Il se trouva bientôt que la reconnaissance de l'Angleterre pour l'Espagne du dernier traité de commerce entre elles, où Philippe V s'était si légèrement désisté des articles qu'il avait fait ajouter au traité de paix d'Utrecht, qui grevaient tant le commerce anglais, n'était qu'en paroles et en compliments. Ils ne cessèrent point d'insister injustement sur les prétentions qu'il leur plaisait de former, comme en conséquence de leur traité de l'Asiento[32] des nègres, en sorte que le roi d'Espagne se persuadait que le roi Georges avait pris des liaisons fortes avec ses ennemis, et qu'Albéroni cherchait à découvrir. Cela n'empêcha pas ce ministre de résoudre la réforme qu'il avait fait agréer au roi d'Espagne. Ce prince, par ce plan, conservait environ quarante-trois mille hommes et huit mille chevaux.

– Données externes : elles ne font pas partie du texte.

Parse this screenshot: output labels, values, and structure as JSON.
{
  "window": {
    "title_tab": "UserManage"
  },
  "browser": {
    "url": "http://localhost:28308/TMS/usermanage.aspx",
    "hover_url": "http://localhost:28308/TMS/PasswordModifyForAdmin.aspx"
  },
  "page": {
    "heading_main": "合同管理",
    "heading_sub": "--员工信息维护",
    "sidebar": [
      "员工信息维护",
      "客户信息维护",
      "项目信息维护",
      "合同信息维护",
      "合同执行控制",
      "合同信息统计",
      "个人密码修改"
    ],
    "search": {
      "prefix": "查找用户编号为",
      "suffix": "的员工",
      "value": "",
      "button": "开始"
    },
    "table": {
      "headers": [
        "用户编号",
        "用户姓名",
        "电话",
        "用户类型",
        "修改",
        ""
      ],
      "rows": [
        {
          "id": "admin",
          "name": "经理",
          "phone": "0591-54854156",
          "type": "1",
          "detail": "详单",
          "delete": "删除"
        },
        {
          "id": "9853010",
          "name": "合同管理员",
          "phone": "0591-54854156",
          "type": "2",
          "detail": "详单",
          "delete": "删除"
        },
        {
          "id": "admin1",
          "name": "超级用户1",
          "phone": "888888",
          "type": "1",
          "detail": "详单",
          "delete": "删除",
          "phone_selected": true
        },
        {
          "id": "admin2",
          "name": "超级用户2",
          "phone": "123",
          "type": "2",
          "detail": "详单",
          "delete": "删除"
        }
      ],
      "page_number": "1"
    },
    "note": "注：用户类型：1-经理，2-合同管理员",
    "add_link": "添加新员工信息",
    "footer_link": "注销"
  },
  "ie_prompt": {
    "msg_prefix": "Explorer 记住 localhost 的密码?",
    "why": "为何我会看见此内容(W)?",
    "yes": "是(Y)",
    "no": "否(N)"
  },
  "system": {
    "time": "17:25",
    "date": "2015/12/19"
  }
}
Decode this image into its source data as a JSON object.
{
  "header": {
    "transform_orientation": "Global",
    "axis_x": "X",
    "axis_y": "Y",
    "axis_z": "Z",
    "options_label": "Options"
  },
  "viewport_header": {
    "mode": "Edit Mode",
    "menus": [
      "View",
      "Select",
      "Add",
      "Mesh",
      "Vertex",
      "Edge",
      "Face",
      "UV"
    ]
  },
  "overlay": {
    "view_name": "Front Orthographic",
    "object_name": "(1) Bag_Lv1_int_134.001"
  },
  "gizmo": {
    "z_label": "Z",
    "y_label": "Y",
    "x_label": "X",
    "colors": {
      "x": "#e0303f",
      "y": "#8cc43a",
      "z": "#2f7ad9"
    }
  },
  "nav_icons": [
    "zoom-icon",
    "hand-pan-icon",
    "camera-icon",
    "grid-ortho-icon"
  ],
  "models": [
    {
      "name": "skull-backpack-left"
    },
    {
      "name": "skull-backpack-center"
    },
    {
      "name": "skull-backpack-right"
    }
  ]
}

Albéroni avait persuadé à la reine d'Espagne de tenir le roi, son mari, enfermé comme avait fait la princesse des Ursins. C'était le moyen certain de gouverner un prince que le tempérament et la conscience attachait également à son épouse, qui par là, comme sa première, le conduisait toujours où elle voulait, et le meilleur expédient, dès qu'il s'y abandonnait lui-même, pour n'être pas contredite, et que le roi ne sût rien de quoi que ce fût que par elle et par Albéroni, qui était la même chose. Tous les officiers du roi, grands, médiocres et petits, furent donc écartés, les entrées et les fonctions auprès du roi ôtées. Il ne vit plus dans l'intérieur que trois gentilshommes de sa chambre, toujours les mêmes, et encore des moments de services, à son lever, et peu à son coucher, et quatre ou cinq valets, dont deux étaient Français. Ces trois gentilshommes de la chambre étaient : le marquis de Santa-Cruz, majordome-major de la reine, très bien avec elle; le duc del Arco, grand écuyer, grand veneur et gouverneur de presque toutes les maisons royales, que le roi aimait fort, qui ne ploya jamais sous Albéroni qui ne put jamais l'écarter, qui n'était même point mal avec la reine, et dont l'esprit doux, sage et médiocre était d'autant moins à craindre qu'il se bornait à ses emplois, et ne se voulait mêler de rien. Il était ami intime du marquis de Santa-Cruz, qui avait beaucoup d'esprit et de politique, et qui haïssait les Français. Le troisième était Valouse, écuyer particulier de M. le duc d'Anjou, en sortant de page, qui l'avait suivi en Espagne, et qui était premier écuyer. C'était un honnête homme, mais fort borné, qui mourait de peur de tout, qui était toujours bien avec qui gouvernait, aimé du roi, bien avec tout le monde, attaché au grand écuyer et incapable de se vouloir mêler de la moindre chose. Je m'étendrai dans un plus grand détail sur cette clôture intérieure lorsque mon ambassade me donnera lieu de traiter particulièrement d'Espagne ; ce détail, fait ici, détournerait trop. Il suffit de dire que le roi d'Espagne se laissa enfermer dans une prison effective et fort étroite, gardé sans cesse à vue par la reine, en trous les instants du jour et de la nuit. Par là elle-même était geôlière et prisonnière ; étant sans cesse avec le roi, personne ne pouvait approcher d'elle, parce qu'on ne le pouvait sans approcher du roi en même temps. Ainsi Albéroni les tint tous les deux enfermés, avec la clef de leur prison dans sa poche.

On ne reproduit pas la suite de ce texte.